DONE ===========================================================================
Notice the two .
above DONE
. This means that two unit tests passed. If a unit test does not pass, you will of course get notified. For example, add the following test to test_sqrt_newton.R
:
test_that("Test sqrt_newton: with a string!",{
expect_equal(4, sqrt_newton("WontWork", 1))
})
and if you try running your tests this is what you will see:
==> devtools::test()
Loading myFirstPackage
Loading required package: testthat
Testing myFirstPackage
..1
Failed -------------------------------------------------------------------------
1. Error: Test sqrt_newton: with a string! (@test_sqrt_newton.R#15) ------------
non-numeric argument to binary operator
1: expect_equal(4, sqrt_newton("WontWork", 1)) at /home/bro/Documents/myFirstPackage/inst/tests/test_sqrt_newton.R:15
2: compare(object, expected, ...)
3: compare.numeric(object, expected, ...)
4: all.equal(x, y, tolerance = tolerance, ...)
5: all.equal.numeric(x, y, tolerance = tolerance, ...)
6: attr.all.equal(target, current, tolerance = tolerance, scale = scale, ...)
7: mode(current)
8: sqrt_newton("WontWork", 1)
DONE ===========================================================================
You can then either modify the test if you made a mistake writing the test, or amend your function if your test is correct and needs to pass, but does not because there is an error in your function. For now, simply remove these lines for your test_sqrt_newton.R
script.
Another interesting feature you should use once in a while, is the Check Package command using CTRL-SHIFT-E
. This command will find errors and other mistakes and warns you. For example, when I ran this command I got the following report:
checking DESCRIPTION meta-information ... WARNING
Non-standard license specification:
What license is it under?
Standardizable: FALSE
checking for code/documentation mismatches ... WARNING
Codoc mismatches from documentation object 'sqrt_newton':
sqrt_newton
Code: function(a, init, eps = 0.01, iter = 100)

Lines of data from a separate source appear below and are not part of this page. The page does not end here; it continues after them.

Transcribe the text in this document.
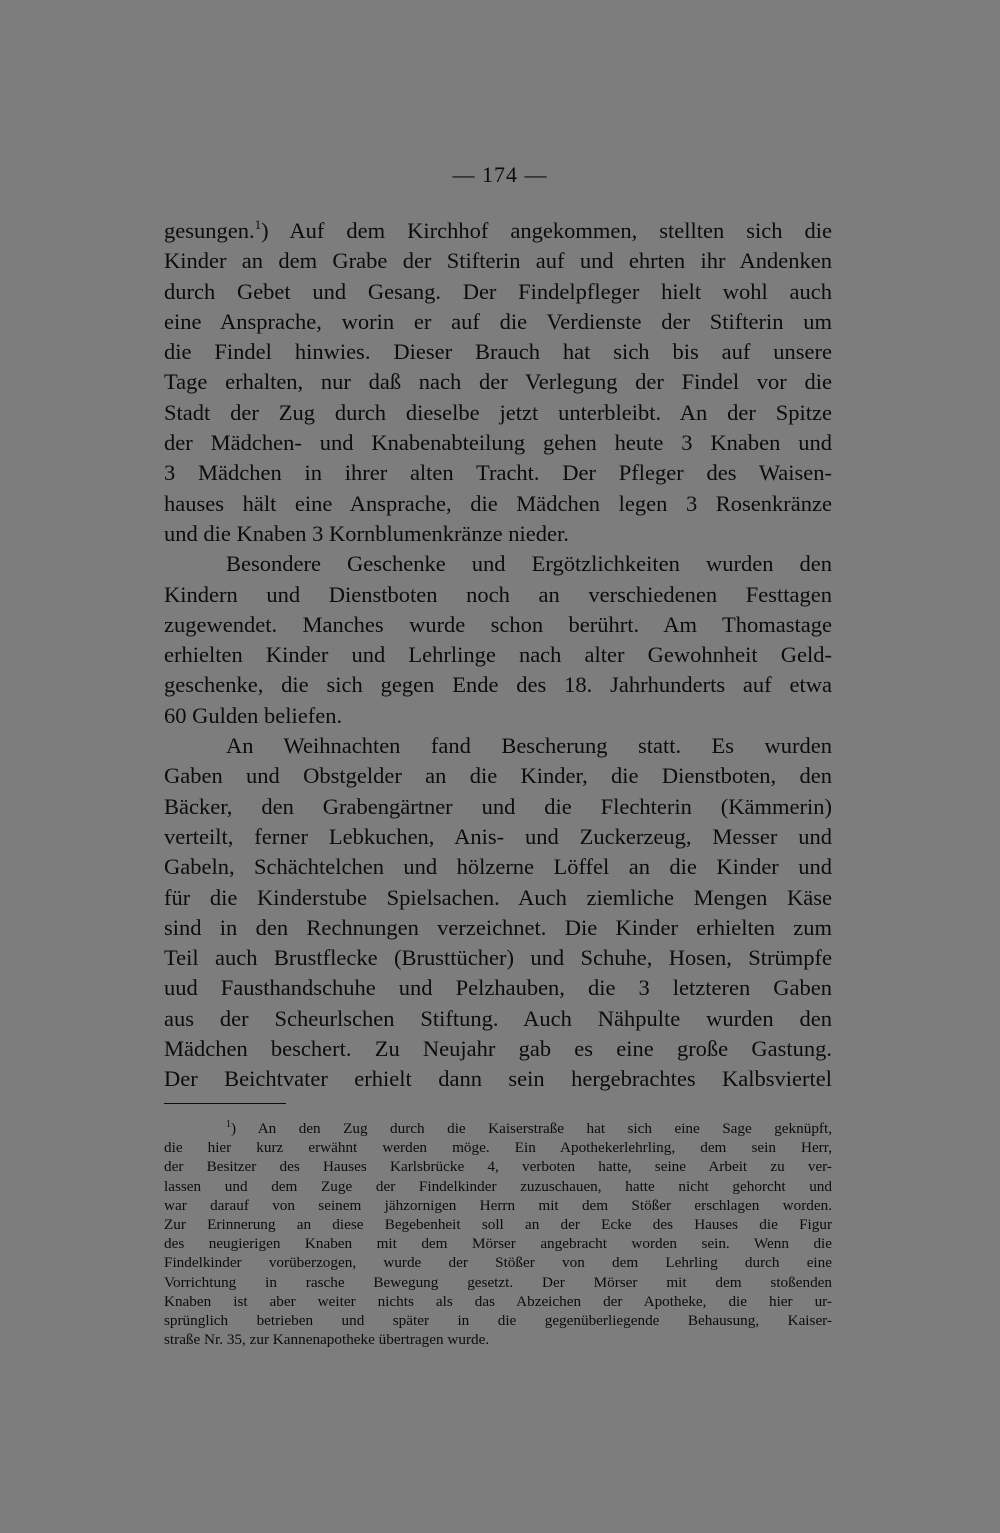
— 174 —
gesungen.$^1$) Auf dem Kirchhof angekommen, stellten sich die
Kinder an dem Grabe der Stifterin auf und ehrten ihr Andenken
durch Gebet und Gesang. Der Findelpfleger hielt wohl auch
eine Ansprache, worin er auf die Verdienste der Stifterin um
die Findel hinwies. Dieser Brauch hat sich bis auf unsere
Tage erhalten, nur daß nach der Verlegung der Findel vor die
Stadt der Zug durch dieselbe jetzt unterbleibt. An der Spitze
der Mädchen- und Knabenabteilung gehen heute 3 Knaben und
3 Mädchen in ihrer alten Tracht. Der Pfleger des Waisen-
hauses hält eine Ansprache, die Mädchen legen 3 Rosenkränze
und die Knaben 3 Kornblumenkränze nieder.
Besondere Geschenke und Ergötzlichkeiten wurden den
Kindern und Dienstboten noch an verschiedenen Festtagen
zugewendet. Manches wurde schon berührt. Am Thomastage
erhielten Kinder und Lehrlinge nach alter Gewohnheit Geld-
geschenke, die sich gegen Ende des 18. Jahrhunderts auf etwa
60 Gulden beliefen.
An Weihnachten fand Bescherung statt. Es wurden
Gaben und Obstgelder an die Kinder, die Dienstboten, den
Bäcker, den Grabengärtner und die Flechterin (Kämmerin)
verteilt, ferner Lebkuchen, Anis- und Zuckerzeug, Messer und
Gabeln, Schächtelchen und hölzerne Löffel an die Kinder und
für die Kinderstube Spielsachen. Auch ziemliche Mengen Käse
sind in den Rechnungen verzeichnet. Die Kinder erhielten zum
Teil auch Brustflecke (Brusttücher) und Schuhe, Hosen, Strümpfe
uud Fausthandschuhe und Pelzhauben, die 3 letzteren Gaben
aus der Scheurlschen Stiftung. Auch Nähpulte wurden den
Mädchen beschert. Zu Neujahr gab es eine große Gastung.
Der Beichtvater erhielt dann sein hergebrachtes Kalbsviertel
$^1$) An den Zug durch die Kaiserstraße hat sich eine Sage geknüpft,
die hier kurz erwähnt werden möge. Ein Apothekerlehrling, dem sein Herr,
der Besitzer des Hauses Karlsbrücke 4, verboten hatte, seine Arbeit zu ver-
lassen und dem Zuge der Findelkinder zuzuschauen, hatte nicht gehorcht und
war darauf von seinem jähzornigen Herrn mit dem Stößer erschlagen worden.
Zur Erinnerung an diese Begebenheit soll an der Ecke des Hauses die Figur
des neugierigen Knaben mit dem Mörser angebracht worden sein. Wenn die
Findelkinder vorüberzogen, wurde der Stößer von dem Lehrling durch eine
Vorrichtung in rasche Bewegung gesetzt. Der Mörser mit dem stoßenden
Knaben ist aber weiter nichts als das Abzeichen der Apotheke, die hier ur-
sprünglich betrieben und später in die gegenüberliegende Behausung, Kaiser-
straße Nr. 35, zur Kannenapotheke übertragen wurde.
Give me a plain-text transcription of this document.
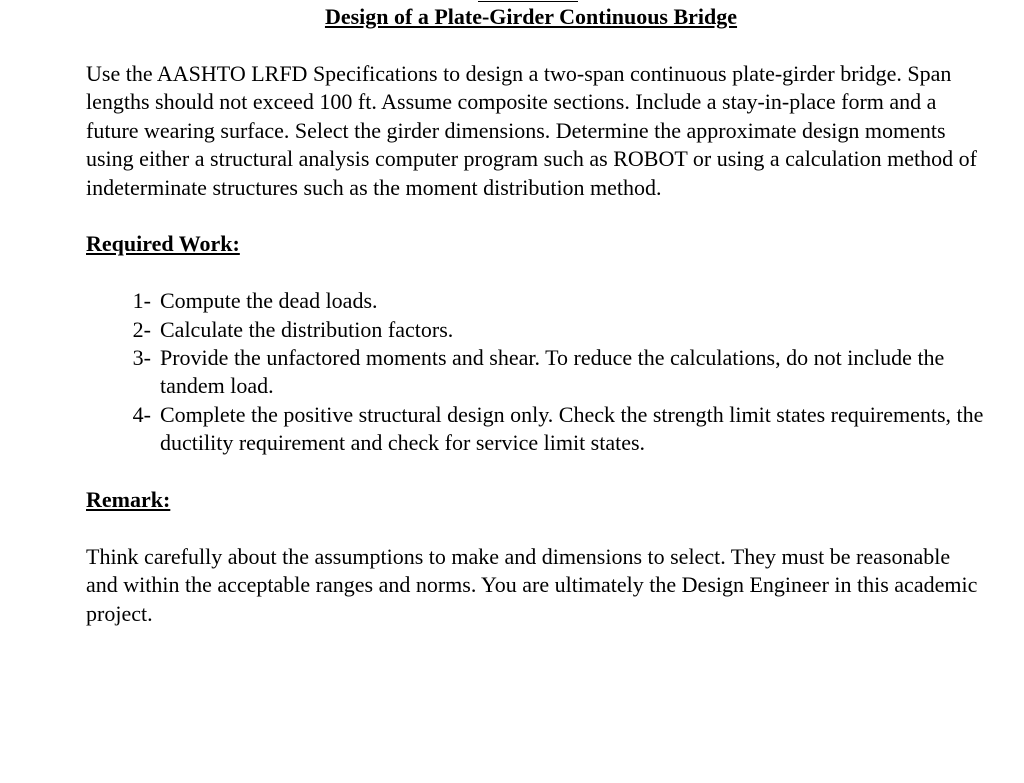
Design of a Plate-Girder Continuous Bridge

Use the AASHTO LRFD Specifications to design a two-span continuous plate-girder bridge. Span lengths should not exceed 100 ft. Assume composite sections. Include a stay-in-place form and a future wearing surface. Select the girder dimensions. Determine the approximate design moments using either a structural analysis computer program such as ROBOT or using a calculation method of indeterminate structures such as the moment distribution method.

Required Work:

1- Compute the dead loads.
2- Calculate the distribution factors.
3- Provide the unfactored moments and shear. To reduce the calculations, do not include the tandem load.
4- Complete the positive structural design only. Check the strength limit states requirements, the ductility requirement and check for service limit states.

Remark:

Think carefully about the assumptions to make and dimensions to select. They must be reasonable and within the acceptable ranges and norms. You are ultimately the Design Engineer in this academic project.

Docs: function(a, init, eps = 0.01)
Argument names in code not in docs:
iter
Check Package is telling me that I did not specify a license for my package, and that I did not document the iter
parameter. This command takes some time to run, so do not run it as often as your unit tests, but do not forget about it either!
6.6 Checking the coverage of your unit tests with covr
To check the coverage of your package run the following code:
library("covr")
cov <- package_coverage()
shine(cov)
The line shine(cov)
launches an interactive shiny app inside your viewer pane with the following:
We see that no unit test executes the highlighted line. So let’s write a unit test to test this line and increase the coverage of our package! Add the following test to test_sqrt_newton.R
:
test_that("Test maximum number of iterations",{
expect_error(sqrt_newton(10, 1E10, eps=1E-10, 5))
})
Now if you look at the coverage of the package:
In this example, we used package_coverage()
, but if you are interested in the coverage of a single function you can use function_coverage()
, or even file_coverage()
to get the coverage of a single file. However, I suggest to always run package_coverage()
since we are working inside a package. There are other functions in the covr
package that might be useful depending on your needs, so do not hesitate to explore covr
documentation!
6.7 Wrap-up
- Packages are the easiest way to organize, document and test your code.
- You do not need to take care of paths anymore.
- You do not need to write documentation “by hand”.
- If you use Rstudio, the workflow is very streamlined and you can use version control to keep track of your changes.
- Developing a package is also the easiest way to share your code with colleagues at your company or online.
References
Wickham, Hadley. 2014a. Advanced R. CRC Press.
Silverman, Richard E. 2013. Git Pocket Guide. “ O’Reilly Media, Inc.”